Nonetheless, these results are preliminary in the sense that only a small dataset of a specific organ and a limited number of machines has been taken into account. To provide more robust evidence for the proof-of-principle work presented in this paper, a larger and more variant SWE dataset containing different organs and acquisitions should be examined. The availability of a higher variety of data might also allow the training of a deeper network, which may result in more robust and potentially more accurate sSWE estimation. An in-depth study of SWE images that were incorrectly estimated might guide towards more effective augmentation techniques or highlight the type of acquisitions that should be more abundant in the training set for future data collection. Furthermore, as we already found indications that sSWE might be generalisable to other ultrasound machines, the use of domain adaptation techniques to ensure high-quality, machine-independent sSWE can be envisaged [31]. As shown in Figure 5

, the high-level feature values generally differ little and minimal domain adaptation strategies could already enforce full overlap. For this, for example, shift techniques could be utilized to adjust the mean and variance of the latent throughput.

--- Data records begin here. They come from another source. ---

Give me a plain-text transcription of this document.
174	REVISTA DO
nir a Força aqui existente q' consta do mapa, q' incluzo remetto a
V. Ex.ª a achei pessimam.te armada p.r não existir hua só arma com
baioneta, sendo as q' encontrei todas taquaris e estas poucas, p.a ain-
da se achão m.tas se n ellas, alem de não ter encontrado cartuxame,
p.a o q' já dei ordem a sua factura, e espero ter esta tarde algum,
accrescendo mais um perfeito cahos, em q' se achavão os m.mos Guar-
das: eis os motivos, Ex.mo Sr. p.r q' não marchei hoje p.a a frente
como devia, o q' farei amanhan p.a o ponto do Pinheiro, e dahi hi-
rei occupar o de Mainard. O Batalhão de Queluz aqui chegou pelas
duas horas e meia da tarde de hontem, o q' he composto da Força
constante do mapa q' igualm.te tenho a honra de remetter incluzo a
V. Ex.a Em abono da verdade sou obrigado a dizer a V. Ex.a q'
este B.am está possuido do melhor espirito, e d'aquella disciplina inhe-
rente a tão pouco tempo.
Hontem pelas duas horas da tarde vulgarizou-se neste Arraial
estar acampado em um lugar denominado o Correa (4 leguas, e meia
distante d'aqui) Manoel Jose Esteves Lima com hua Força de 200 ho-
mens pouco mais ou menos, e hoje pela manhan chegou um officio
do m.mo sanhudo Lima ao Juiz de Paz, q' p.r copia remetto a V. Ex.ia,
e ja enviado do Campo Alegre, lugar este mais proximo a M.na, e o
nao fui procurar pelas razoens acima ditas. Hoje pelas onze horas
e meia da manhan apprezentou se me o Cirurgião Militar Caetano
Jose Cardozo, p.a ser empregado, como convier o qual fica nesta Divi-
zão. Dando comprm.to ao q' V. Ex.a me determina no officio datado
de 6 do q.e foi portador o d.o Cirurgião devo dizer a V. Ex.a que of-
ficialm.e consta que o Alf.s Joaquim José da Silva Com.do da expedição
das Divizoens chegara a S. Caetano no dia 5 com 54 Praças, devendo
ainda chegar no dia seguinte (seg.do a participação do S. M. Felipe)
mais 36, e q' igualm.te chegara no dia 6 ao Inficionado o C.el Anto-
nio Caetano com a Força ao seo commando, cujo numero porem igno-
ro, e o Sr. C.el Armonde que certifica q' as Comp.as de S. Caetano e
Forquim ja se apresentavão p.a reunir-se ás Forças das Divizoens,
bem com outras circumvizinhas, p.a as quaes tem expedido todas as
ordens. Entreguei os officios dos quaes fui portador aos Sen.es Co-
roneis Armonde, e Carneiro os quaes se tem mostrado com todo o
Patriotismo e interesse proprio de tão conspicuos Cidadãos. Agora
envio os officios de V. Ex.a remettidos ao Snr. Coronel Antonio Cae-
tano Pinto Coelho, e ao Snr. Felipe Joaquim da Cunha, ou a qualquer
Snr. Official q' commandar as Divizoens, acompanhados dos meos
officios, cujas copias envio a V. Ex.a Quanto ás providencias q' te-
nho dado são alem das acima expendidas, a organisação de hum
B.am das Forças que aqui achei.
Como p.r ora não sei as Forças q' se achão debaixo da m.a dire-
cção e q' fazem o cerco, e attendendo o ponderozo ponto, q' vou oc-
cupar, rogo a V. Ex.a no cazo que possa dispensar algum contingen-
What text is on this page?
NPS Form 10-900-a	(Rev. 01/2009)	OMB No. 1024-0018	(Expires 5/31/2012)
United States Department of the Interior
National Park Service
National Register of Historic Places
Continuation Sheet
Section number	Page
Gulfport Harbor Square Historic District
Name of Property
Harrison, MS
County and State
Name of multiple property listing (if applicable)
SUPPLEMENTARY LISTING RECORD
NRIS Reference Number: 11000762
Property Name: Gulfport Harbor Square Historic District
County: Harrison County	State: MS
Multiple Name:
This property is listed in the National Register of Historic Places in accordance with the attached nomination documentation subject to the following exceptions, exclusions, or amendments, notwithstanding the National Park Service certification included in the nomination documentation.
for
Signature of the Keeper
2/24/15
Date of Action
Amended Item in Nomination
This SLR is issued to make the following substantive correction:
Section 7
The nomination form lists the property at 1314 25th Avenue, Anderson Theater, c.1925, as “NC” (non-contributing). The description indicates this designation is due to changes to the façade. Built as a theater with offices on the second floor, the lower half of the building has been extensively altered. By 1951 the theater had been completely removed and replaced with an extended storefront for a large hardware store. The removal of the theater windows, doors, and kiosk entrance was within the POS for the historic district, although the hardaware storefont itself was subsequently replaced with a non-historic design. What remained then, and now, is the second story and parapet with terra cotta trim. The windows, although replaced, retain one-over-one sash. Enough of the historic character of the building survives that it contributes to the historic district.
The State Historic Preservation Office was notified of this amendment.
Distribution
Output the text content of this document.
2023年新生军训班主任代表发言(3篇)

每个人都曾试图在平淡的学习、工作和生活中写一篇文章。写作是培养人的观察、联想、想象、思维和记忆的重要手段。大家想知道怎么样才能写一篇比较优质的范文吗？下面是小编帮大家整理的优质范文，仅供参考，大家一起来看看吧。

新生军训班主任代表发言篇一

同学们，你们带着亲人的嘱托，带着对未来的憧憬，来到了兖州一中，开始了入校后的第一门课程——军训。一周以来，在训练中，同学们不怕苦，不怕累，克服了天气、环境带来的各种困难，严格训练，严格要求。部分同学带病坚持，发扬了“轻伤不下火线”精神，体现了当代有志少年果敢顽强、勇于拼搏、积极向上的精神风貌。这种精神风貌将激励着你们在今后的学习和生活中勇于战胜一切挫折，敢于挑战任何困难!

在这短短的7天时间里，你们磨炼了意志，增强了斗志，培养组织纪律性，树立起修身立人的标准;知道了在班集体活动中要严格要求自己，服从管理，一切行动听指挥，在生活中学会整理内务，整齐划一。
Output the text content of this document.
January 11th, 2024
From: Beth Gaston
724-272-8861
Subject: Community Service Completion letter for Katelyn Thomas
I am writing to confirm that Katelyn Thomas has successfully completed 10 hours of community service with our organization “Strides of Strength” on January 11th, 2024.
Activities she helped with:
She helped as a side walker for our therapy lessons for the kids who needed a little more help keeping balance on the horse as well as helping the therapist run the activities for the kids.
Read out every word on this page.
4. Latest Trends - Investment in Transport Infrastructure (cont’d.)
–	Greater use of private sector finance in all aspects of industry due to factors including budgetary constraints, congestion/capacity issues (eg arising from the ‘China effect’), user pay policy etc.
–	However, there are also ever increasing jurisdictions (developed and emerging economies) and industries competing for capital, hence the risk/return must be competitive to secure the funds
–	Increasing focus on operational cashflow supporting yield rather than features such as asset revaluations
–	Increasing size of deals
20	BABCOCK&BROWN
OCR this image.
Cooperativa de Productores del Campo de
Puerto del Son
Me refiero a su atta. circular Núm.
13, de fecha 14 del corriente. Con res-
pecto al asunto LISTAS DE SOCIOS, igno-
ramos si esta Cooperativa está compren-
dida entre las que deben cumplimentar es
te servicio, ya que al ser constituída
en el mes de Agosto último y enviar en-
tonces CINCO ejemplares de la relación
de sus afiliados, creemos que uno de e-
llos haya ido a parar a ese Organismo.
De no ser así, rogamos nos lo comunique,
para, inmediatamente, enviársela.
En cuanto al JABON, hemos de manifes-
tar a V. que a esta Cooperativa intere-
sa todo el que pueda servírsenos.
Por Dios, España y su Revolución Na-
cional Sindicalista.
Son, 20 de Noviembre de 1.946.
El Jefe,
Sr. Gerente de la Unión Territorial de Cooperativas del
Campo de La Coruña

A possible extension to the proposed network could be the concurrent estimation of SWE confidence, which could be used to identify low-confidence regions due to shear-wave artefacts such as signal voids in (pseudo)liquid lesions or B-mode artefacts such as shadowing or reverberation. In the future, an sSWE implementation could also be extended to predict other elasticity-related parameters than the Young’s modulus, such as viscosity [32], which is considered an additional biomarker for cancer in e.g. the prostate [33]. At the present moment, however, there is still a lack of accurate techniques that can assess tissue viscoelastic properties at high spatial resolution allowing the development of such networks.

V Conclusion

In conclusion, we have proposed a DCNN architecture that generates synthetic SWE images based on B-mode ultrasound acquisitions. Although further validation of the method is still required, development of this technique opens the possibility of elasticity-like tissue characterisation without the need for complex SWE acquisition protocols. This would enable SWE-like analysis by basic US scanners, which could even be low-end systems.

Vi Acknowledgements

This study has received funding from the Dutch Cancer Society (#UVA2013-5941) and a European Research Council Starting Grant (#280209), and was performed within the framework of the IMPULS2-program within the Eindhoven University of Technology in collaboration with Philips.